When bread making was still a routine
part of daily life, one of the housewife's chores would be to tend to
the needs of the yeast. In the 18th century and before,
there was no difference between brewer's yeast and baker's yeast. In
some countries, brewers had the price of the yeast set by the
government, so they could not overcharge customer for this household
staple.
Along with making bread, many
households also made their own beer and cider. Bottle-fermented beer
was another regular source of yeast for the house. The yeast
sediment that settles to the bottom of the beer bottle, where it could be
poured off and fed flour and water to create a baker's starter. Now,
before the advent of refrigeration, the yeast starter was subject to
spoilage during the heat of summer. Something I found interesting is
that older recipes would suggest adding hops to prevent the yeast
starter from spoiling. Just like with beer, the alpha acids in hops
would prevent pathogens from taking up residence in the yeast
starter.
I was curious how well this would work,
so I poured off some of my sourdough starer into a mason jar with a
few cones of dried cascade hops. I left this on the counter during a
10 day stretch of days in the high 80's to low 90's. As we don't
have air conditioning at home, the yeast was 75-83 F. Aside from having to
swat away a lot of fruit flies, the jar seemed fine. When it was
time to bake, I picked out the largest hop cones, but knew there were
some stray leaves floating about in the bread starter.

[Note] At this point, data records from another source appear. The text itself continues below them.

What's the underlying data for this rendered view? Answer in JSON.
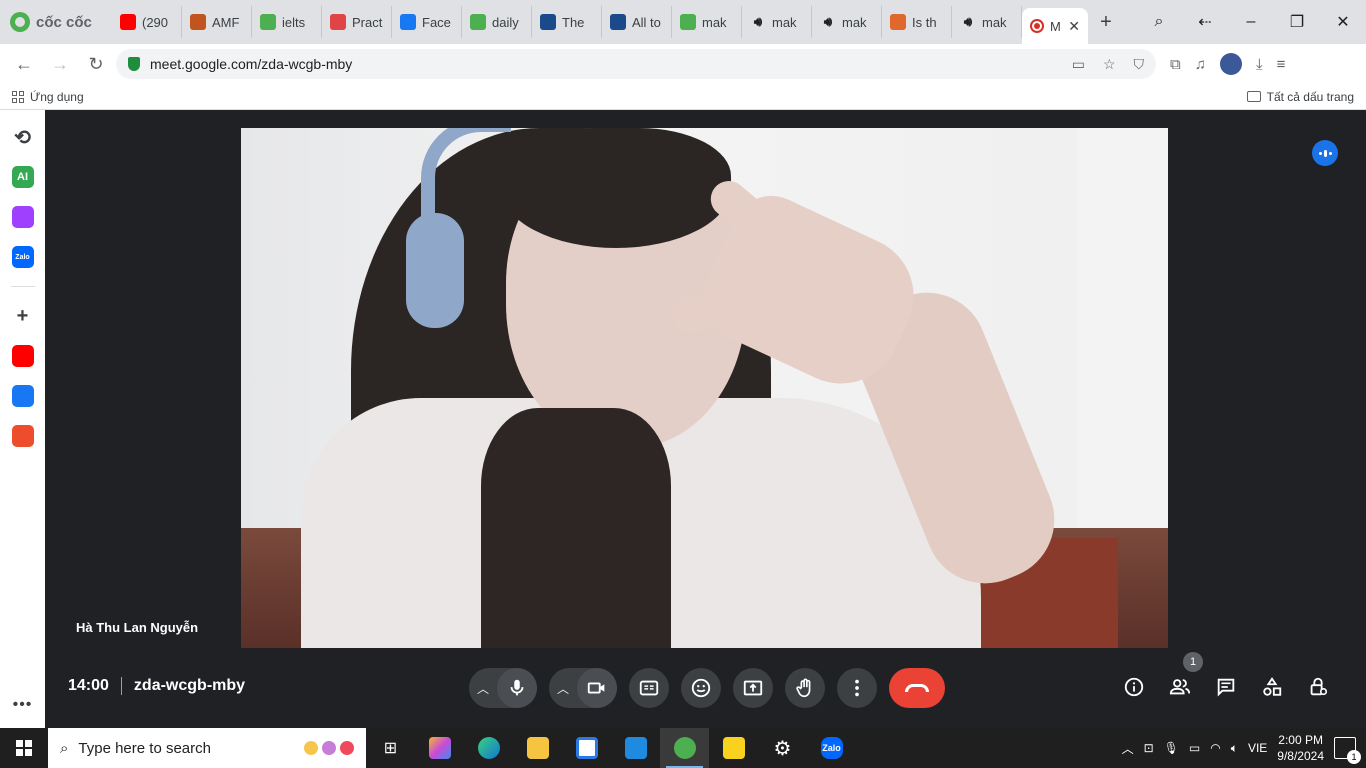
{
  "browser": {
    "brand": "cốc cốc",
    "tabs": [
      {
        "label": "(290",
        "icon": "youtube-icon",
        "color": "#ff0000"
      },
      {
        "label": "AMF",
        "icon": "shield-crest-icon",
        "color": "#c2541f"
      },
      {
        "label": "ielts",
        "icon": "coccoc-leaf-icon",
        "color": "#4caf50"
      },
      {
        "label": "Pract",
        "icon": "practice-icon",
        "color": "#e04444"
      },
      {
        "label": "Face",
        "icon": "facebook-icon",
        "color": "#1877f2"
      },
      {
        "label": "daily",
        "icon": "coccoc-leaf-icon",
        "color": "#4caf50"
      },
      {
        "label": "The",
        "icon": "d-logo-icon",
        "color": "#1a4a8a"
      },
      {
        "label": "All to",
        "icon": "d-logo-icon",
        "color": "#1a4a8a"
      },
      {
        "label": "mak",
        "icon": "coccoc-leaf-icon",
        "color": "#4caf50"
      },
      {
        "label": "mak",
        "icon": "speaker-icon",
        "color": "#202124"
      },
      {
        "label": "mak",
        "icon": "speaker-icon",
        "color": "#202124"
      },
      {
        "label": "Is th",
        "icon": "fire-icon",
        "color": "#e0682d"
      },
      {
        "label": "mak",
        "icon": "speaker-icon",
        "color": "#202124"
      }
    ],
    "active_tab": {
      "label": "M",
      "icon": "recording-icon"
    },
    "url": "meet.google.com/zda-wcgb-mby",
    "bookmarks": {
      "apps": "Ứng dụng",
      "all": "Tất cả dấu trang"
    }
  },
  "sidepanel": {
    "items": [
      {
        "icon": "history-icon",
        "label": ""
      },
      {
        "icon": "ai-icon",
        "label": "AI",
        "color": "#34a853"
      },
      {
        "icon": "messenger-icon",
        "label": "",
        "color": "#a040ff"
      },
      {
        "icon": "zalo-icon",
        "label": "Zalo",
        "color": "#0068ff"
      },
      {
        "icon": "add-icon",
        "label": ""
      },
      {
        "icon": "youtube-icon",
        "label": "",
        "color": "#ff0000"
      },
      {
        "icon": "facebook-icon",
        "label": "",
        "color": "#1877f2"
      },
      {
        "icon": "shopee-icon",
        "label": "",
        "color": "#ee4d2d"
      }
    ]
  },
  "meet": {
    "participant_name": "Hà Thu Lan Nguyễn",
    "time": "14:00",
    "meeting_code": "zda-wcgb-mby",
    "participants_count": "1",
    "colors": {
      "end_call": "#ea4335",
      "accent": "#1a73e8",
      "control_bg": "#3c4043"
    }
  },
  "taskbar": {
    "search_placeholder": "Type here to search",
    "language": "VIE",
    "time": "2:00 PM",
    "date": "9/8/2024",
    "notifications": "1"
  }
}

This loaf was made with the hop-infused
bread starter, 3 parts white bread flour, 1 part whole wheat, and 1
part rye. Upon tasting the bread, I couldn't believe how strong and intensely bitter the
hops were. But on my second slice, they were oddly mild. For
whatever reason, the hop flavor is strongest in the crust. I'm not sure why, but it does remind me of how hops always taste strongest in the foam head of a beer. The soft
interior of the bread was much milder, but still carried some of the
piney hop bitterness.
I enjoyed this bread, especially with
sharp condiments, like pickles, sharp cheese, cured meat, and
mustard. The bitterness still surprised me, so I looked back at the 1858 recipe from Lledr Cadog (reprinted in Elizabeth David's 1977 “English Bread and Yeast
Cookery”): “[use] 2 ozs of the best hops, choose yellow hops,” it read. Yellow?
Then it hit me, when hops are fresh, they keep their natural green
color. But yellow hops would mean they were older and stale. They
still maintain their antibacterial, preservative qualities, but don't have the strong
hop bitterness or aroma. So this would have made for a milder-tasting
loaf. Stale hops are actually traditional in a few beer styles,
where the bitterness of hops isn't desirable, such as lambics.
So, like everything, the good God is in the detail. I'll make this loaf again, but I'd like to try it using some old yellow hops I've been saving for a Flemish red ale.
So, like everything, the good God is in the detail. I'll make this loaf again, but I'd like to try it using some old yellow hops I've been saving for a Flemish red ale.